Far-right activists as moral subjects
Part of the Social Anthropology Research Seminars series.
Far-right activists as moral subjects
Speaker | Agnieszka Pasieka
Abstract: Drawing on a long-term ethnographic fieldwork with Italian, Polish, and Hungarian youth far-right militants, in my talk I will discuss the importance of anthropological engagements with the far right. In presenting a few case studies, I will reflect on what insights ethnographic research can offer about why people join far-right movements and why they remain active in them. Next, I will focus on the ethical-moral project the activists claim to pursue, situating it in the broader context of the so-called illiberal turn. Finally, I will discuss the wider implications of this research by discussing what we can learn about political mobilization, and also what such a study tells us about the discipline of anthropology, its strengths and weaknesses.
Agnieszka Pasieka (University of Montreal)

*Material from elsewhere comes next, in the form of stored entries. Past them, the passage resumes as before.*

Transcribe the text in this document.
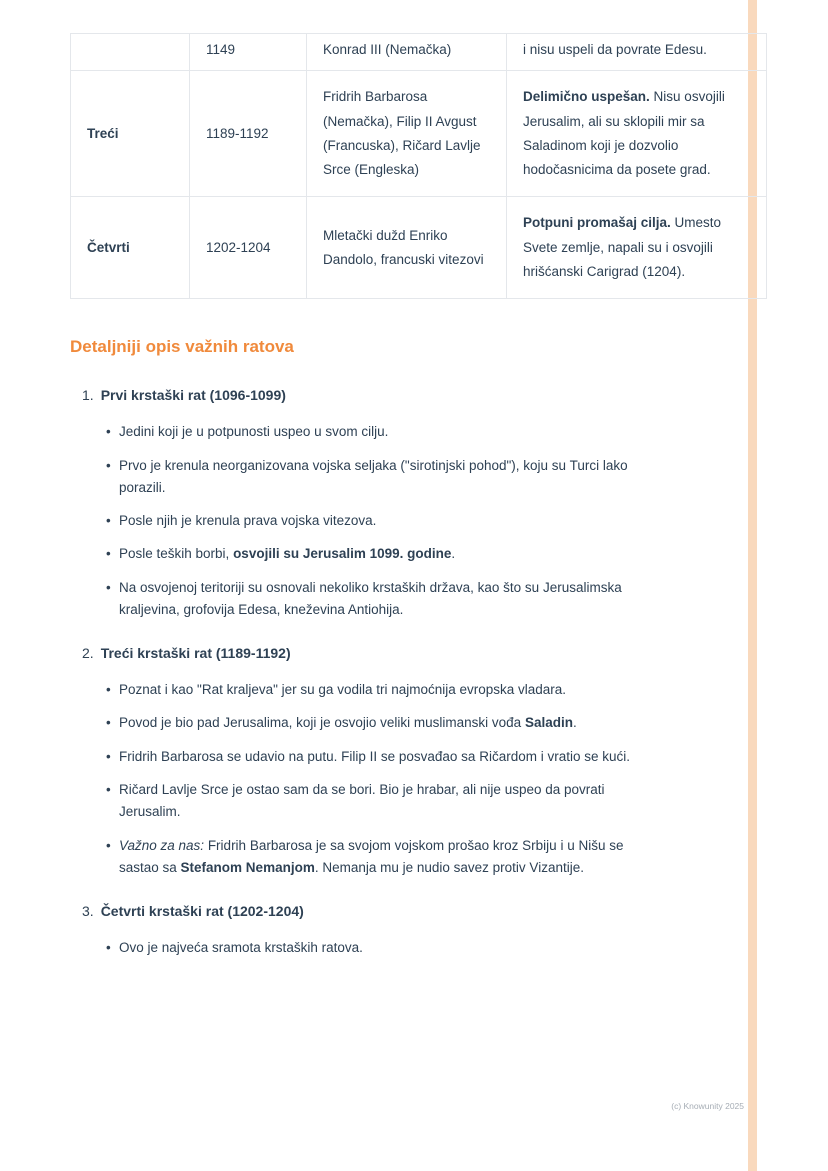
	1149	Konrad III (Nemačka)	i nisu uspeli da povrate Edesu.
Treći	1189-1192	Fridrih Barbarosa (Nemačka), Filip II Avgust (Francuska), Ričard Lavlje Srce (Engleska)	Delimično uspešan. Nisu osvojili Jerusalim, ali su sklopili mir sa Saladinom koji je dozvolio hodočasnicima da posete grad.
Četvrti	1202-1204	Mletački dužd Enriko Dandolo, francuski vitezovi	Potpuni promašaj cilja. Umesto Svete zemlje, napali su i osvojili hrišćanski Carigrad (1204).
Detaljniji opis važnih ratova
1. Prvi krstaški rat (1096-1099)
• Jedini koji je u potpunosti uspeo u svom cilju.
• Prvo je krenula neorganizovana vojska seljaka ("sirotinjski pohod"), koju su Turci lako porazili.
• Posle njih je krenula prava vojska vitezova.
• Posle teških borbi, osvojili su Jerusalim 1099. godine.
• Na osvojenoj teritoriji su osnovali nekoliko krstaških država, kao što su Jerusalimska kraljevina, grofovija Edesa, kneževina Antiohija.
2. Treći krstaški rat (1189-1192)
• Poznat i kao "Rat kraljeva" jer su ga vodila tri najmoćnija evropska vladara.
• Povod je bio pad Jerusalima, koji je osvojio veliki muslimanski vođa Saladin.
• Fridrih Barbarosa se udavio na putu. Filip II se posvađao sa Ričardom i vratio se kući.
• Ričard Lavlje Srce je ostao sam da se bori. Bio je hrabar, ali nije uspeo da povrati Jerusalim.
• Važno za nas: Fridrih Barbarosa je sa svojom vojskom prošao kroz Srbiju i u Nišu se sastao sa Stefanom Nemanjom. Nemanja mu je nudio savez protiv Vizantije.
3. Četvrti krstaški rat (1202-1204)
• Ovo je najveća sramota krstaških ratova.
(c) Knowunity 2025
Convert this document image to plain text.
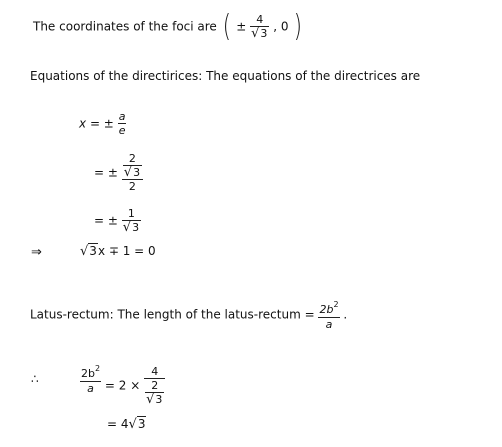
The coordinates of the foci are ( ± $\frac{4}{√3}$ , 0 )
Equations of the directirices: The equations of the directrices are
x = ± $\frac{a}{e}$
= ± $\frac{\frac{2}{√3}}{2}$
= ± $\frac{1}{√3}$
⇒	√3x ∓ 1 = 0
Latus-rectum: The length of the latus-rectum = $\frac{2b^2}{a}$ .
∴	$\frac{2b^2}{a} = 2 \times \frac{4}{\frac{2}{√3}}$
= 4√3
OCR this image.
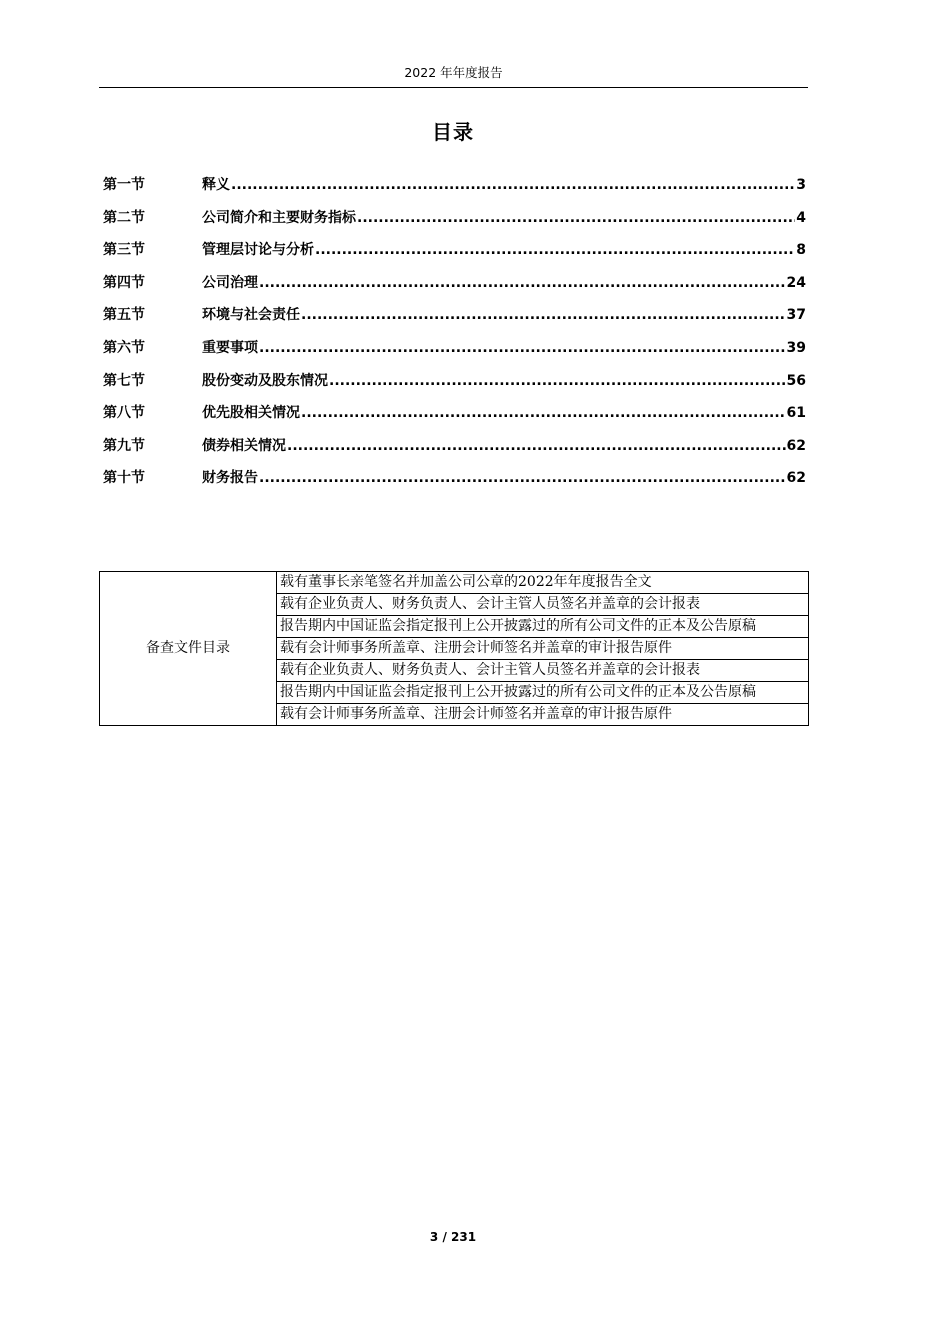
2022 年年度报告
目录
第一节	释义 .....	3
第二节	公司简介和主要财务指标 .....	4
第三节	管理层讨论与分析 .....	8
第四节	公司治理 .....	24
第五节	环境与社会责任 .....	37
第六节	重要事项 .....	39
第七节	股份变动及股东情况 .....	56
第八节	优先股相关情况 .....	61
第九节	债券相关情况 .....	62
第十节	财务报告 .....	62
备查文件目录	载有董事长亲笔签名并加盖公司公章的2022年年度报告全文
载有企业负责人、财务负责人、会计主管人员签名并盖章的会计报表
报告期内中国证监会指定报刊上公开披露过的所有公司文件的正本及公告原稿
载有会计师事务所盖章、注册会计师签名并盖章的审计报告原件
载有企业负责人、财务负责人、会计主管人员签名并盖章的会计报表
报告期内中国证监会指定报刊上公开披露过的所有公司文件的正本及公告原稿
载有会计师事务所盖章、注册会计师签名并盖章的审计报告原件
3 / 231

Bio: Agnieszka Pasieka is an assistant professor at the Department of Anthropology, University of Montreal. Her work focuses on political mobilization, activism and social movements, and explores how different social actors mobilize to address inequality and power hierarchies and what kind of alternative world they envision. She is the author of ‘Hierarchy and pluralism: living religious difference in Catholic Poland’ (Palgrave 2015) and ‘Living right: far-right youth activists in contemporary Europe’ (Princeton University Press 2024), as well as numerous journal publications on religious pluralism, religious and ethnic minorities, multiculturalism, postsocialist transformation, and, most recently, far-right movements, nationalism and fascism. Her new project tackles the problem of far-right environmental politics.